Even were we to hold said original petition defective in the particular above discussed we think it would nevertheless be subject to amendment so as to save the bar of the Statute of Limitations, under our liberal statutes on amendments of pleadings, which, by
In Adcox v. W. U. Tel. Co., 171 Mo. App. 331, 157 S. W. 989, an action for penalty for failure to promptly transmit a telegram, the original petition charged that the defendant‘s agent agreed to collect the usual charges from the addressee, which allegation did not bring the case within the penal statute, said statute applying only where the usual charges were paid or tendered in advance. The plaintiff was permitted to amend his petition so as expressly to allege that the charges for the telegram were tendered at the time it was delivered for transmission. The amendment was held permissible under our statute. The court said the fact that the action was under a penal statute “does not change the law in relation to pleadings in the case.”
Cytron v. St. L. Transit Co., 205 Mo. 692, 104 S. W. 109, was an action under the wrongful death statute giving a cause of action to the father and mother jointly for the death of a minor child. The father alone sued. After the statutory limitation period had run an amended petition was filed making the mother a co-plaintiff. This court en banc held the amendment permissible. It said, 205 Mo. l. c. 700, 104 S. W. l. c. 111.
” ‘What is the proper judicial attitude toward amendments with reference to the Statute of Limitations?’ As said in Walker v.
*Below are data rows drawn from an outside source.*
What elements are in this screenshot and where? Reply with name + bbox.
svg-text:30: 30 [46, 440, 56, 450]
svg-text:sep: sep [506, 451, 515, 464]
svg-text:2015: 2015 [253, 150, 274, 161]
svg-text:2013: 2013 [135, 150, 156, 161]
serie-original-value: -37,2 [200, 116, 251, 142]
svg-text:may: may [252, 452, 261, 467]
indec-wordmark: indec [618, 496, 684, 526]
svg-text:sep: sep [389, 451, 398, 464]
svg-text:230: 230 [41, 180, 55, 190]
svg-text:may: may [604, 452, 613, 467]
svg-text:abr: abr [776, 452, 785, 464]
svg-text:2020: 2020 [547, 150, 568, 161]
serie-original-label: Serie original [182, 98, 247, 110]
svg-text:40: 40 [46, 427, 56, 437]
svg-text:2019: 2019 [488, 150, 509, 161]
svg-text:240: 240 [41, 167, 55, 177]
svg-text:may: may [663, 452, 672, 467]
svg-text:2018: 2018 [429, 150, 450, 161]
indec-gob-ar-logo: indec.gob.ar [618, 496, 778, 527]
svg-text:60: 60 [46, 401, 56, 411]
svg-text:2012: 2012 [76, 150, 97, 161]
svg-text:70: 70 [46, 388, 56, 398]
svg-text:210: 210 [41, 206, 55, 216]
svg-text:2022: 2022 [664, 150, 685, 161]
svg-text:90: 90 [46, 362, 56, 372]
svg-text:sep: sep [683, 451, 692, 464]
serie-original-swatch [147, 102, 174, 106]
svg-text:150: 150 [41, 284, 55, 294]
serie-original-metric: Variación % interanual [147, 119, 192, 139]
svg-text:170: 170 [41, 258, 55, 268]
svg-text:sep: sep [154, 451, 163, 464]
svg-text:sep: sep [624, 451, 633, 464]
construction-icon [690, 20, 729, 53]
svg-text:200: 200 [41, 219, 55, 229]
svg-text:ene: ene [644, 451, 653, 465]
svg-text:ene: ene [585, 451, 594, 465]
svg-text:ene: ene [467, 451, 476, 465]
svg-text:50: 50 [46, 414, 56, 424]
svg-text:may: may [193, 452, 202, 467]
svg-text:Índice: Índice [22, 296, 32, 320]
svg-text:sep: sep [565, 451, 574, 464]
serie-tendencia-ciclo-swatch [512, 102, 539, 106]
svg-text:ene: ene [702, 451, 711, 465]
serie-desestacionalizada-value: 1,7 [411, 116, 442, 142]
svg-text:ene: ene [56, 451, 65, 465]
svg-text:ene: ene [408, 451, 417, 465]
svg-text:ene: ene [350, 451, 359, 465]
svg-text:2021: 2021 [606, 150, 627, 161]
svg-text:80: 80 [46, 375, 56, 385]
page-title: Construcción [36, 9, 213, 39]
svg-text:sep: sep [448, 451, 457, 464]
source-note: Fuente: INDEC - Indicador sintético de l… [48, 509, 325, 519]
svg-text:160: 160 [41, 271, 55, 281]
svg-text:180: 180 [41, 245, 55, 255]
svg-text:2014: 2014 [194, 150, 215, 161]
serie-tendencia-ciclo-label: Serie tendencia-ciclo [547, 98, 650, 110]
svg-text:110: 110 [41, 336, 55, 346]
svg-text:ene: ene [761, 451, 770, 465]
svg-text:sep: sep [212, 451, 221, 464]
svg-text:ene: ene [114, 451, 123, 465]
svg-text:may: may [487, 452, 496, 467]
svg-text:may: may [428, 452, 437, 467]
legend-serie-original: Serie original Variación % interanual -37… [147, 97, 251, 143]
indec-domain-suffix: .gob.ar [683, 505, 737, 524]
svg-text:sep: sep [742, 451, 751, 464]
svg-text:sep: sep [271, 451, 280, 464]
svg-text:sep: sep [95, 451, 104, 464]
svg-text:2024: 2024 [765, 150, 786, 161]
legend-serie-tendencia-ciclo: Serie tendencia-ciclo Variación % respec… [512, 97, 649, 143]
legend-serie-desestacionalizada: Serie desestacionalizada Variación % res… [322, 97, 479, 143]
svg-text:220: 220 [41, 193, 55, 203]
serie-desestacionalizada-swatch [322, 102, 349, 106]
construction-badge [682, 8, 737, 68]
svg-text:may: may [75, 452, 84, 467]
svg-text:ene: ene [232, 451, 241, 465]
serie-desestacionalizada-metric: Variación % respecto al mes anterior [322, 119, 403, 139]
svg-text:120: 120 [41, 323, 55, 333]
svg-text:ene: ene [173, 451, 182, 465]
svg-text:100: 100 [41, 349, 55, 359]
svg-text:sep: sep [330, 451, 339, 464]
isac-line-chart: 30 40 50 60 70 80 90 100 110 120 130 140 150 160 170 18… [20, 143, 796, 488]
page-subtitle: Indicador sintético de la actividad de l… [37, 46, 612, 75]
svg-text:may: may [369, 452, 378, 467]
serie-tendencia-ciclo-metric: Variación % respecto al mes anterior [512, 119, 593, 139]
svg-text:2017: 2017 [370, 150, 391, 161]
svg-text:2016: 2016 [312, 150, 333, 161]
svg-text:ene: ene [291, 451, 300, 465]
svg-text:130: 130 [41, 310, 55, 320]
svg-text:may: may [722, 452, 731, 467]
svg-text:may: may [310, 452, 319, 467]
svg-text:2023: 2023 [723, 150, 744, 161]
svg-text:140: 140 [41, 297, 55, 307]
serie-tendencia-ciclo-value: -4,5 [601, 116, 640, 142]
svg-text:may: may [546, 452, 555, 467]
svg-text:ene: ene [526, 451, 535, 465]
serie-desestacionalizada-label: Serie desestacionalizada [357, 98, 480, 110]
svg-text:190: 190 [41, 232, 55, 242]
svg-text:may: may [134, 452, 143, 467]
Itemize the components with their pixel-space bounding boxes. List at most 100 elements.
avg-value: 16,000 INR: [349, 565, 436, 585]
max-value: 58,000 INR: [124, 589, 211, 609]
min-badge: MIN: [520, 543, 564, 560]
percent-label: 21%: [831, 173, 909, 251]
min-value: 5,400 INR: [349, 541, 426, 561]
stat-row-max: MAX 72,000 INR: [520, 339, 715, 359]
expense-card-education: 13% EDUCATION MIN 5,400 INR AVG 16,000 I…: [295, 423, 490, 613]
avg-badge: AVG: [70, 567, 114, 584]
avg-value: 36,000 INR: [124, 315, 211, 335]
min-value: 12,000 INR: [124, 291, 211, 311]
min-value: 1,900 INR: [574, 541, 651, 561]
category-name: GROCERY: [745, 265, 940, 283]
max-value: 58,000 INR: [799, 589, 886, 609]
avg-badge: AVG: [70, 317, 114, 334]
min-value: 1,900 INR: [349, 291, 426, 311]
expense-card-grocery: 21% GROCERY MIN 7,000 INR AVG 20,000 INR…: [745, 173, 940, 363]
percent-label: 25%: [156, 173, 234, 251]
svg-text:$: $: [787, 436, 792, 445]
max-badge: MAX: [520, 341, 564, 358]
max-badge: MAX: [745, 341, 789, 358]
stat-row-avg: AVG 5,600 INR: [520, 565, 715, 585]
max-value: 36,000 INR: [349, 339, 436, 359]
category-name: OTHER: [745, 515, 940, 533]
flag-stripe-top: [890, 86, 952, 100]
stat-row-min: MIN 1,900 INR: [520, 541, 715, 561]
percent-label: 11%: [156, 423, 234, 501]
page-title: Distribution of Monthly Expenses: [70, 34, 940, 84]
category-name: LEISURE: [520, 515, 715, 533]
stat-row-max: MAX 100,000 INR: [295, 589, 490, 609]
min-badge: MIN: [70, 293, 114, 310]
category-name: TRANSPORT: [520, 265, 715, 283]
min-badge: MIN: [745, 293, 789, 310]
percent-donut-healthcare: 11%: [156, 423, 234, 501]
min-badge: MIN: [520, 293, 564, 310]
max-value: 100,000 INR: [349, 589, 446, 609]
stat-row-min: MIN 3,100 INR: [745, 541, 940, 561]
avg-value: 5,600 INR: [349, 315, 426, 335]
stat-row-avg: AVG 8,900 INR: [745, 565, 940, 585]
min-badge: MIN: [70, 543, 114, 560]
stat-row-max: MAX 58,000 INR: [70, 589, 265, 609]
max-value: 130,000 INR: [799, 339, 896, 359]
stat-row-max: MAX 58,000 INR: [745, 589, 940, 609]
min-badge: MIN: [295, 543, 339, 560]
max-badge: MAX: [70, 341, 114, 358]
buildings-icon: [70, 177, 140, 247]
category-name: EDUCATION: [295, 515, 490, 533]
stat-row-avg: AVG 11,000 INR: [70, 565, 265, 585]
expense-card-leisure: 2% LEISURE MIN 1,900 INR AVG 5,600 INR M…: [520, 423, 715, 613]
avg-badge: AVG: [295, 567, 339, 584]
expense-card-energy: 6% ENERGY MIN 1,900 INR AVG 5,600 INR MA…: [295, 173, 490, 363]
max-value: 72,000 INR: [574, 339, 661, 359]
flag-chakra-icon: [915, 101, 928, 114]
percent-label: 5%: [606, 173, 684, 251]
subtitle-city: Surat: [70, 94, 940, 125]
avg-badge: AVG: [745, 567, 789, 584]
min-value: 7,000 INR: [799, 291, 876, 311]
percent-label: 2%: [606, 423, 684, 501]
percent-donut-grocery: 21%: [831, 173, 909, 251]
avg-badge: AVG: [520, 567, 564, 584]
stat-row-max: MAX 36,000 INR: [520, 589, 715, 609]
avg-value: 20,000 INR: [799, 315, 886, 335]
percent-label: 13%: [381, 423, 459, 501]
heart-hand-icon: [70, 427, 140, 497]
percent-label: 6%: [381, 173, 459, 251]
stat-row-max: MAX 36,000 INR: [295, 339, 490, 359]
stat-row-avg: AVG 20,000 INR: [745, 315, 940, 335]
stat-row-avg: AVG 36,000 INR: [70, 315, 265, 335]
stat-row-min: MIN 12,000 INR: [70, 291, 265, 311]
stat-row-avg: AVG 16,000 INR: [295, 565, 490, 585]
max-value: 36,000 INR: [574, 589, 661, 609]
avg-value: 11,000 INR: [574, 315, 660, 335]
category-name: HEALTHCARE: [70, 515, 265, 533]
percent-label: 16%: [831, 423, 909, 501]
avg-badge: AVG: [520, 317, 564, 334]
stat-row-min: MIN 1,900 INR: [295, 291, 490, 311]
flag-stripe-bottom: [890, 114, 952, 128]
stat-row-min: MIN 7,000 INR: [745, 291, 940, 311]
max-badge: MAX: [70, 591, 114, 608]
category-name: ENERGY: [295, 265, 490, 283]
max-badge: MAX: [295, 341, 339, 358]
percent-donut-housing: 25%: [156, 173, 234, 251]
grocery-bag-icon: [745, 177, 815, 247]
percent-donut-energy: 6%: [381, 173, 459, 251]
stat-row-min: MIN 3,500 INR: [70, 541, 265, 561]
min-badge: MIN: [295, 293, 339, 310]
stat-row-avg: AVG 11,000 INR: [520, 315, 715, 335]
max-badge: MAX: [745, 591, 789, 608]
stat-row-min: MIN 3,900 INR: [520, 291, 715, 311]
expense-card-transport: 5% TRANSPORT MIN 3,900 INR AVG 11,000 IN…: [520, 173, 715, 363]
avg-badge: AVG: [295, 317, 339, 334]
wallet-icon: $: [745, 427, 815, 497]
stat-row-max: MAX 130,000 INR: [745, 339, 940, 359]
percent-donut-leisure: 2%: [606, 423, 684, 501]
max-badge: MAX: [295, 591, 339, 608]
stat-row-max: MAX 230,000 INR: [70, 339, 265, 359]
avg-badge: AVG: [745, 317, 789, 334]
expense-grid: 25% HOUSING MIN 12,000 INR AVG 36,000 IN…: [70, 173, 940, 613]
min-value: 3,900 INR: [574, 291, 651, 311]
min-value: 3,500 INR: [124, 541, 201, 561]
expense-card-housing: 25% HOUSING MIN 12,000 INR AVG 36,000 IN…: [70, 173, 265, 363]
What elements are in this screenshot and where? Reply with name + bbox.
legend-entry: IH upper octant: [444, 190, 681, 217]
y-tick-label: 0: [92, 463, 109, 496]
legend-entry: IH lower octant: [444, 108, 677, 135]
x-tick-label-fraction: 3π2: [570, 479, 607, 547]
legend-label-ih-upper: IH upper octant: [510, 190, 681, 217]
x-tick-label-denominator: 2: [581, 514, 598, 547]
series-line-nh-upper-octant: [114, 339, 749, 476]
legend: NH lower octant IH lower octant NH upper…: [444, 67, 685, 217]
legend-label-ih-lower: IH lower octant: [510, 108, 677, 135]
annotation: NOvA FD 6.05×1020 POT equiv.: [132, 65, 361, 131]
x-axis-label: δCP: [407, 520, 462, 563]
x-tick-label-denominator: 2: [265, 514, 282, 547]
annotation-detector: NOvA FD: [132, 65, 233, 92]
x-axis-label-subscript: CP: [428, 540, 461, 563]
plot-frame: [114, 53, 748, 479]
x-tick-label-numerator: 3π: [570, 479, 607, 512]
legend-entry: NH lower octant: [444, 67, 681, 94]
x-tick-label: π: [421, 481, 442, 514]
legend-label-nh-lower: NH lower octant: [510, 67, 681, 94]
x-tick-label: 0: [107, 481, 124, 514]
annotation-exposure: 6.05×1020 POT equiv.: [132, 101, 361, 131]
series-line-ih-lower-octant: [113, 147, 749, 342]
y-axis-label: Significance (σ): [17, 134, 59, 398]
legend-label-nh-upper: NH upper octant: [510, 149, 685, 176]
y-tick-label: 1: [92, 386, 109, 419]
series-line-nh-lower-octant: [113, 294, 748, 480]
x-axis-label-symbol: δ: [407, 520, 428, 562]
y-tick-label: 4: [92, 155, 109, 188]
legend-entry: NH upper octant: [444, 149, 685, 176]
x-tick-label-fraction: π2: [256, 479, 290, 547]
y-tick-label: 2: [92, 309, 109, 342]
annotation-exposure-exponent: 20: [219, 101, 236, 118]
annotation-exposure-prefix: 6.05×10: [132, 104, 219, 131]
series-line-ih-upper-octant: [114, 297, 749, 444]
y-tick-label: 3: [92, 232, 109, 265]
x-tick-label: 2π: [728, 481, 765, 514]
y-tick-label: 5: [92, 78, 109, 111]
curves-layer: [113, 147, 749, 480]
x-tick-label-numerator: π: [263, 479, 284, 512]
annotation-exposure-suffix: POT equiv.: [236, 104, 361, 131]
Railroad, supra: ‘The answer, in the languagе of NAPTON, J., in Lottman v. Barnett, 62 Mo. l. c. 170, is: “Amendments are allowed expressly to save the cause from the Statute of Limitations, and courts have been liberal in allowing them, when the cause of action is not totally different.” ’ The rule thus announced is steadily applied.
[Lilly v. Tobbein, 103 Mo. l. c. 490-1; Courtney v. Blackwell, 150 Mo. l. c. 271-2.]”
Other authorities might be cited on the proposition that the original petition was subject to amendment even if it were held insufficient, but in view of our conclusion that it stated a cause of action we shall not lengthen this opinion by further disсussion of said proposition. We have not considered whether or not it was subject to a timely motion to make more definite.
Mention is made in respondents’ brief of the fact that the original petition did not state the amount of each deposit or the time when made but only alleged the balance due when the bank closed. That point is not stressed in the brief and we cannot tell therefrom whether or not respondents mean to contend that said petition was not amendable in that respect. In any event there can be no question but that it was subject to amendment in those particulars, and it was so amended. The amended petition could not properly have been stricken on such ground. The same evidence required under the original petition would support the amended petition and the same measure of damages would apply.
The judgment is reversed and the cause is remanded with directions to the circuit court to set aside its judgment, reinstate the cause and proceed therewith in accordance with the views herein expressed. Westhues and Bohling, CC., concur.
PER CURIAM:—The foregoing opinion by COOLEY, C., is adopted as the opinion of the court. Tipton and Ellison, JJ., concur; Leedy, J., dubitante.